Directing Actors for the Screen - Part 1

Directing Actors for the Screen - Part 1
Stephen Wallace Directing on Turtle Beach with Gretta Scaachi

Stephen Wallace Directing on Turtle Beach with Gretta Scaachi

How do you get truthful, resonating performances from actors on the screen?
Is it just the hit and miss magic of individual actors or is there a method, a method that can be learnt and applied by any director?

While you CAN’T manufacture the magic of some individual actors you CAN apply a method to your whole approach to acting and actors, a method that will get you solid and consistent results. Individual brilliance can result from this but that is always a matter of the actor and the work that they are prepared to put in.


I believe that the work you put into actor preparation as a director can give you truthful, resonating performances at every level while giving all the actors the assistance they need to also be exceptional. Most of the time in filmmaking you don’t need exceptional acting, you need good everyday acting. There are no guarantees in acting or in directing acting, it’s always a gamble, but you can lessen the odds by having a method in the work you do.

In this series of articles I will go through one method, the method I have developed in my
own work. I don’t want to dictate it as the only method, there are several, but this is the method that has served me well for 35 years. I offer it as a starting point for beginners in your own search for your individual method. I will be specifically talking about four overlapping areas:

A. Understanding actors
B. Finding and auditioning actors
C. Script preparation and rehearsal techniques D. Judging performance

A. What is an Actor?

Ross McGregor a director friend as well as an acting teacher once, told me ; “You know, there is no such thing as an actor. There are only human beings trying to be actors”

You cannot treat anyone claiming to be an actor as a machine, even if they are experienced and famous. Most actors cannot just turn on a brilliant performance at any given moment any more than you can. Firstly they have to be suited to the role. Secondly they have to be given time to prepare. Even then it can be hit and miss.

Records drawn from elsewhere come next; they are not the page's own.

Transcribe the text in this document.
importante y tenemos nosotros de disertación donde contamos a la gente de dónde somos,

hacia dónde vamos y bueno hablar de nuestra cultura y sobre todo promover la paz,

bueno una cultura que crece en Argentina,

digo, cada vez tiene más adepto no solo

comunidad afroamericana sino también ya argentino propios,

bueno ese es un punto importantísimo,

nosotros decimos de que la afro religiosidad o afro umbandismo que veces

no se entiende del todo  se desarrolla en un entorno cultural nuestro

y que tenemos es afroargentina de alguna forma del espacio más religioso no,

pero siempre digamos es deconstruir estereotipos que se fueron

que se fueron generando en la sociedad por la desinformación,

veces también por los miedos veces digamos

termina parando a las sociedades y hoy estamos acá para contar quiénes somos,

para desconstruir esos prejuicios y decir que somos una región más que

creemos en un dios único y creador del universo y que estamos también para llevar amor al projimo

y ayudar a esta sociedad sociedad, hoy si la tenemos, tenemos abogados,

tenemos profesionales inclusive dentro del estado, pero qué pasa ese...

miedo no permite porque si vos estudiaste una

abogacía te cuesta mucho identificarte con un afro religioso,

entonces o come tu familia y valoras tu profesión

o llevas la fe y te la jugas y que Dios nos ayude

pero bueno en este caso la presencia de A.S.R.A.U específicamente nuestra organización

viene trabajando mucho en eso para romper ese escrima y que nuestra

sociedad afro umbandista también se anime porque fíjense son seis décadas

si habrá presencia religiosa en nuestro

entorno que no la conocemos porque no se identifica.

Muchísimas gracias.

Actors are extremely vulnerable to you as a director. During rehearsal and the shoot you are their eyes and ears, their only mirror and they rely instinctively on your judgement. It’s easy to demoralise them with careless comments. You need to understand not only what to say to them but how to speak to them in a language they can understand and to speak in a way which is encouraging.

Actors have to go through emotions and mental processes in playing roles that ordinary people, including directors, could not handle or even find socially acceptable. In front of the world they watch themselves grow old on the screen. They watch themselves scream, make love, grimace etc., every blemish in their bodies magnified.

They have to confront uncomfortable feelings in themselves, weaknesses and obsessions that no one else has to. Many actors also have blocks and insecurities in their personalities that make certain parts difficult for them to play. They expect sympathy and understanding from directors about this as well as insight and assistance in coping.

Actors are complex people in the business of exposing themselves emotionally and physically to the public. It’s a myth that actors hide behind their characters. Acting is a process of revealing. The only tools that actors have to work with are their own personalities and their training. Actors are directors friends, sometimes friends for life. If you understand this, you are on the way to understanding how to work with actors and how you have to relate to them to get good performances.

All actors are different, have different training and different ways of approaching their roles. As a director you have to be able to quickly discern their method and be as open and supporting to them in their way of doing things as you can. They in turn will be open to you and your way of doing things. A perfect collaboration will result in the best performances. But bear in mind that the director is in charge and actors expect the director to be in charge.

B. Finding Actors

Actors and would-be actors are everywhere.

How do you find these actors? You can start with audition websites, you can put up signs at theatres and the various acting schools or begin approaching individual actors agents’ or hire a professional casting agent.

Whichever way you go you will have to start holding auditions. Auditions are a skill in themselves. You can hold them in your own home, in a community hall or theatre or a
space provided by a casting agent. I once held auditions in a park! The most important item you will need in the audition is a camera.

How you run auditions, how to prepare the actor for them and how choose between competing performers and choose a balanced cast will be the subject of part 2 of this series.

At the beginning of your career you will often use close friends, family or willing people off the street to work in your productions. Often these people can be quite believable on screen, acting without artifice or pretension. Remember though that these sorts of actors are not trained and can only play themselves, not characters. Also their performances will normally be very flat, monotone.

Sometimes this will work well for you but mostly it is limiting. Also when you begin their will be a lot of young actors around you, some just out of acting school, all willing to work for nothing. You can be lucky and find good actors this way but you will be limited by their ages and again they will have difficulty playing roles away from their own personalities. The opportunity to pay actors opens up a wider range of ages and levels of experience.